I have to say I really enjoyed modelling this one!
Sometimes when you’re modelling trying to maintain an edge over the bookmakers things can get awfully complicated. You want to account for so many things that you easily get carried away and lose focus on the essentials. Models tend to get overly complicated and are really no fun maintaining when they could be simple and beautiful.
This darts model is simple and beautiful!
I’ve been following the darts scene for a very long time now and I’ve always enjoyed watching it. Have been to several WCs in recent years and have also implemented a model for matchups/moneylines for my betting. I enjoy the outright betting most, so I really wanted to come up with a proper outright model, too.
So what is this model all about and how does it work? Let’s dive in.
To generate tournament predictions we first need to be able to quantify the outcome probabilities of individual matches. I’m using a blend of elo-ratings, current form and bookmaker prices to compute match estimates.
However we must account for the fact that tournaments are often played in different formats.

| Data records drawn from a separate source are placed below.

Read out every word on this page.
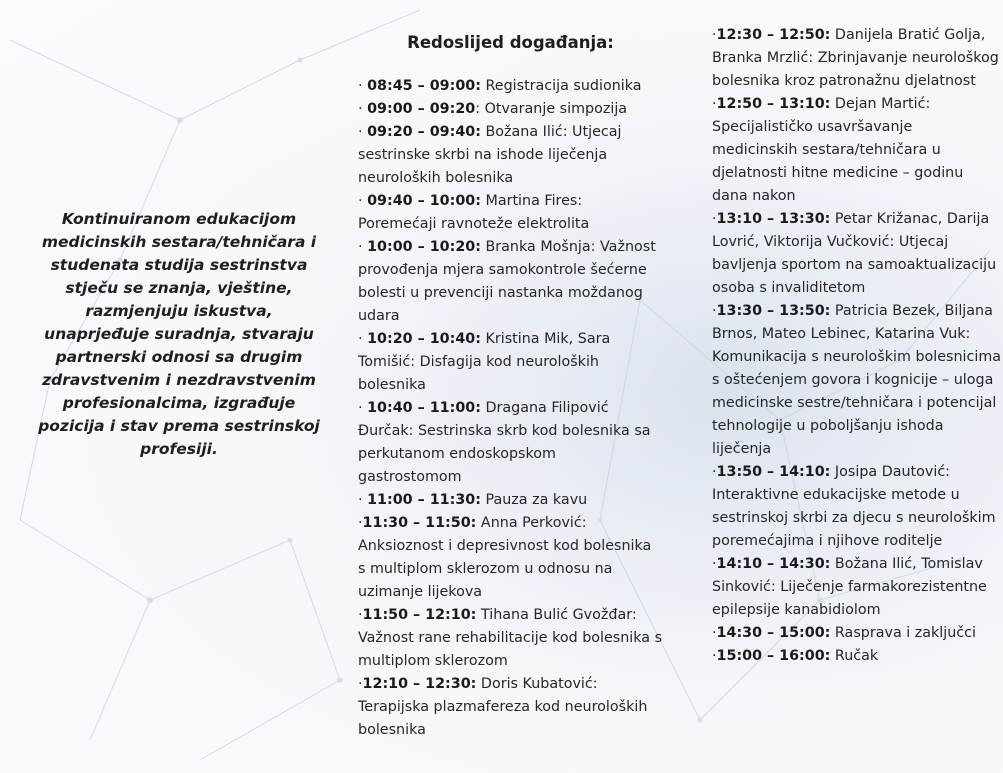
Kontinuiranom edukacijom medicinskih sestara/tehničara i studenata studija sestrinstva stječu se znanja, vještine, razmjenjuju iskustva, unaprjeđuje suradnja, stvaraju partnerski odnosi sa drugim zdravstvenim i nezdravstvenim profesionalcima, izgrađuje pozicija i stav prema sestrinskoj profesiji.

Redoslijed događanja:

· 08:45 – 09:00: Registracija sudionika

· 09:00 – 09:20: Otvaranje simpozija

· 09:20 – 09:40: Božana Ilić: Utjecaj sestrinske skrbi na ishode liječenja neuroloških bolesnika

· 09:40 – 10:00: Martina Fires: Poremećaji ravnoteže elektrolita

· 10:00 – 10:20: Branka Mošnja: Važnost provođenja mjera samokontrole šećerne bolesti u prevenciji nastanka moždanog udara

· 10:20 – 10:40: Kristina Mik, Sara Tomišić: Disfagija kod neuroloških bolesnika

· 10:40 – 11:00: Dragana Filipović Đurčak: Sestrinska skrb kod bolesnika sa perkutanom endoskopskom gastrostomom

· 11:00 – 11:30: Pauza za kavu

·11:30 – 11:50: Anna Perković: Anksioznost i depresivnost kod bolesnika s multiplom sklerozom u odnosu na uzimanje lijekova

·11:50 – 12:10: Tihana Bulić Gvožđar: Važnost rane rehabilitacije kod bolesnika s multiplom sklerozom

·12:10 – 12:30: Doris Kubatović: Terapijska plazmafereza kod neuroloških bolesnika

·12:30 – 12:50: Danijela Bratić Golja, Branka Mrzlić: Zbrinjavanje neurološkog bolesnika kroz patronažnu djelatnost

·12:50 – 13:10: Dejan Martić: Specijalističko usavršavanje medicinskih sestara/tehničara u djelatnosti hitne medicine – godinu dana nakon

·13:10 – 13:30: Petar Križanac, Darija Lovrić, Viktorija Vučković: Utjecaj bavljenja sportom na samoaktualizaciju osoba s invaliditetom

·13:30 – 13:50: Patricia Bezek, Biljana Brnos, Mateo Lebinec, Katarina Vuk: Komunikacija s neurološkim bolesnicima s oštećenjem govora i kognicije – uloga medicinske sestre/tehničara i potencijal tehnologije u poboljšanju ishoda liječenja

·13:50 – 14:10: Josipa Dautović: Interaktivne edukacijske metode u sestrinskoj skrbi za djecu s neurološkim poremećajima i njihove roditelje

·14:10 – 14:30: Božana Ilić, Tomislav Sinković: Liječenje farmakorezistentne epilepsije kanabidiolom

·14:30 – 15:00: Rasprava i zaključci

·15:00 – 16:00: Ručak
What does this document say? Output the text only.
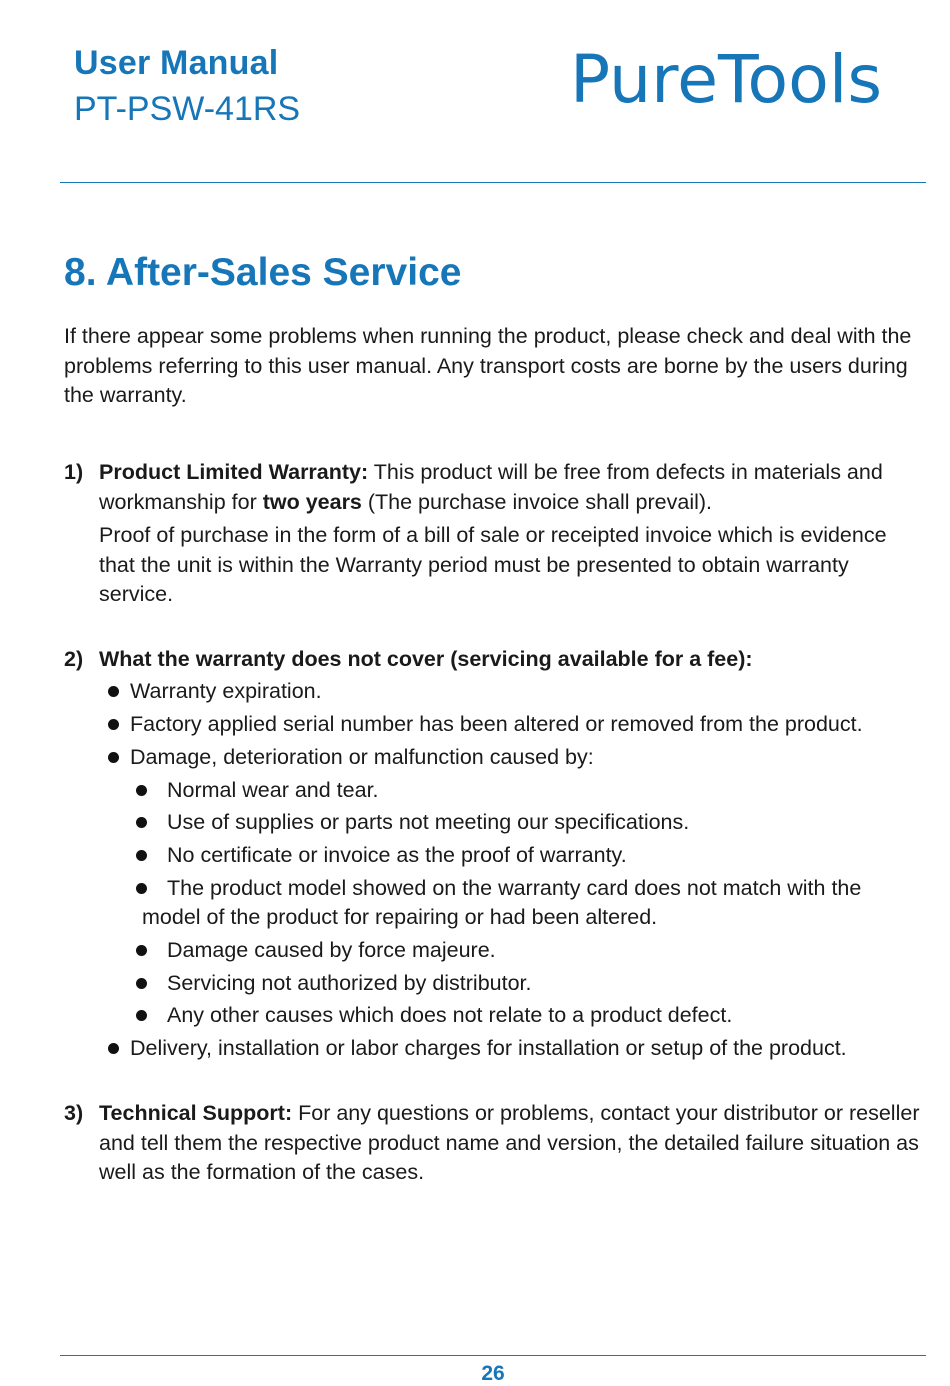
User Manual
PT-PSW-41RS	PureTools
8. After-Sales Service

If there appear some problems when running the product, please check and deal with the problems referring to this user manual. Any transport costs are borne by the users during the warranty.

1) Product Limited Warranty: This product will be free from defects in materials and workmanship for two years (The purchase invoice shall prevail).

Proof of purchase in the form of a bill of sale or receipted invoice which is evidence that the unit is within the Warranty period must be presented to obtain warranty service.

2) What the warranty does not cover (servicing available for a fee):

Warranty expiration.
Factory applied serial number has been altered or removed from the product.
Damage, deterioration or malfunction caused by:
Normal wear and tear.
Use of supplies or parts not meeting our specifications.
No certificate or invoice as the proof of warranty.
The product model showed on the warranty card does not match with the
model of the product for repairing or had been altered.
Damage caused by force majeure.
Servicing not authorized by distributor.
Any other causes which does not relate to a product defect.
Delivery, installation or labor charges for installation or setup of the product.
3) Technical Support: For any questions or problems, contact your distributor or reseller and tell them the respective product name and version, the detailed failure situation as well as the formation of the cases.

26
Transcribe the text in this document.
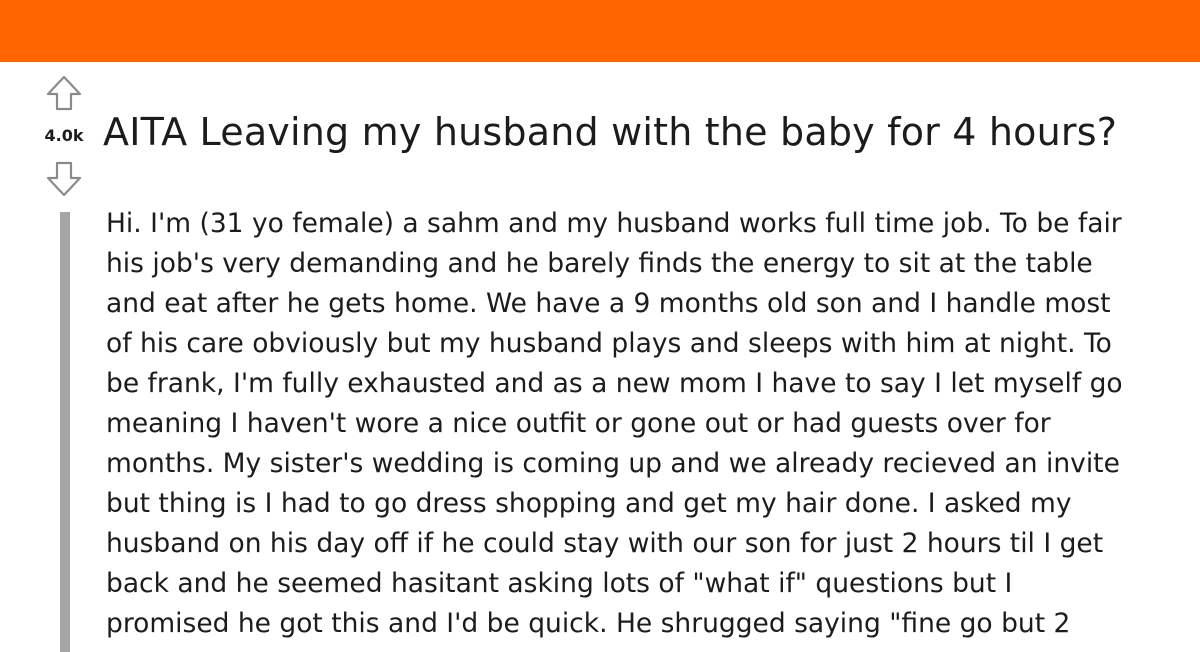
4.0k AITA Leaving my husband with the baby for 4 hours?

Hi. I'm (31 yo female) a sahm and my husband works full time job. To be fair
his job's very demanding and he barely finds the energy to sit at the table
and eat after he gets home. We have a 9 months old son and I handle most
of his care obviously but my husband plays and sleeps with him at night. To
be frank, I'm fully exhausted and as a new mom I have to say I let myself go
meaning I haven't wore a nice outfit or gone out or had guests over for
months. My sister's wedding is coming up and we already recieved an invite
but thing is I had to go dress shopping and get my hair done. I asked my
husband on his day off if he could stay with our son for just 2 hours til I get
back and he seemed hasitant asking lots of "what if" questions but I
promised he got this and I'd be quick. He shrugged saying "fine go but 2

The PDC European Tour for instance plays (most of) its matches in a ‘First-To-6’ leg format. The PDC World Championship is played in a ‘First-To-X’ set format (with 3 legs needed to win a set).
In order to account for the myriad of different formats we first have to calculate the probability of ‘player 1 wins a LEG against player 2’. If we have the leg probability we can then compute the match probability using the inverse beta-function. In Excel this would look like this
prob_match = BETA.DIST(prob_leg, format, format, TRUE)
with
prob_leg … probability of player 1 to win a leg
format … the leg-format of the match (e.g. 6 would mean a ‘First-To-6’ legs match).
The format matters A LOT! Imagine MvG playing a ‘First-To-16’ match against Keegan Brown you would imagine he’ll be a heavy favourite. If they’d play a ‘First-To-5’ match things would be a lot closer. In fact for this particular matchup MvG would be a 87% favourite to win a ‘First-To-16’ match, but would only be a 72% favourite in a ‘First-To-5’ match.
Armed with these match probabilities it’s a matter of playing the tournament millions of times. This is called a Monte Carlo simulation.
In order to determine the winner of each match we generate a random number between 0 and 1 and compare this number with the match probabilities.
Let’s walk through one example. Let’s assume Michael Van Gerwen plays William O’Connor with MvG being an 85% to win the match. If the random number generator throws a number < 0.85, MvG is considered the winner. A random number between 0.85 and 1 would mean O’Conner is the winner.
The loser is eliminated and the winner advances to the next round.
We repeat this process for every match and every round. A tournament with 64 entries has
log(64, 2) = 6
rounds until a winner is determined (log x to the base of 2).
Each simulation gives us a winner. Perhaps Michael van Gerwen wins a particular simulation. That’s one possibility – and currently it would be the most likely one – but he would certainly not win every simulation.
That’s why we need to run the simulation millions of times. I tend to run 2.5 million trials for a 64-player field as such big fields mean big variance. Over that many simulations, MvG wins sometimes (but not always), Gary Anderson wins a little less often and the no-hopers might not even win once in a million trials.
In fact Michael van Gerwen has won 350k simulations while Dyson Parody hasn’t won a single simulation in 2.5 million trials as you can see from the predictions for the 2019 Gibraltar Darts Trophy.
On a side note it takes my Apple iMac 27″ (from 2013) almost 6 hours to run all 2.5 million simulations. I love it to see my machine sweating!
The number of wins is divided by the number of simulations in order to derive the probability of one player winning the tournament. If we take the inverse we’ll get the fair odds which can then be easily compared against bookmaker prices to look for potential value bets.
fair_odds = n / number_of_wins
As you would expect the draw affects outright probabilities quite a bit. Assume Michael van Gerwen, Gary Anderson, Peter Wright, Rob Cross all being in the same half then players in the opposite half of the draw would have a much ‘easier’ path to the final as if they were in the same half.
This model accounts for both tournaments with a set draw (e.g. European Tour events) as well as for tournaments with a random draw (e.g. the UK Open).
I will try to publish the tournament predictions before every major PDC event on my twitter account @BettingIsCool
The predictions also include the value and advised stakes based on the Kelly-Criterion on a scale from 1 – 100.
I hope these forecasts serve as a supplementary tool for your betting or even just to have a side bet every now and then. Don’t go havoc with your stakes though!
And always remember the beauty of simple things!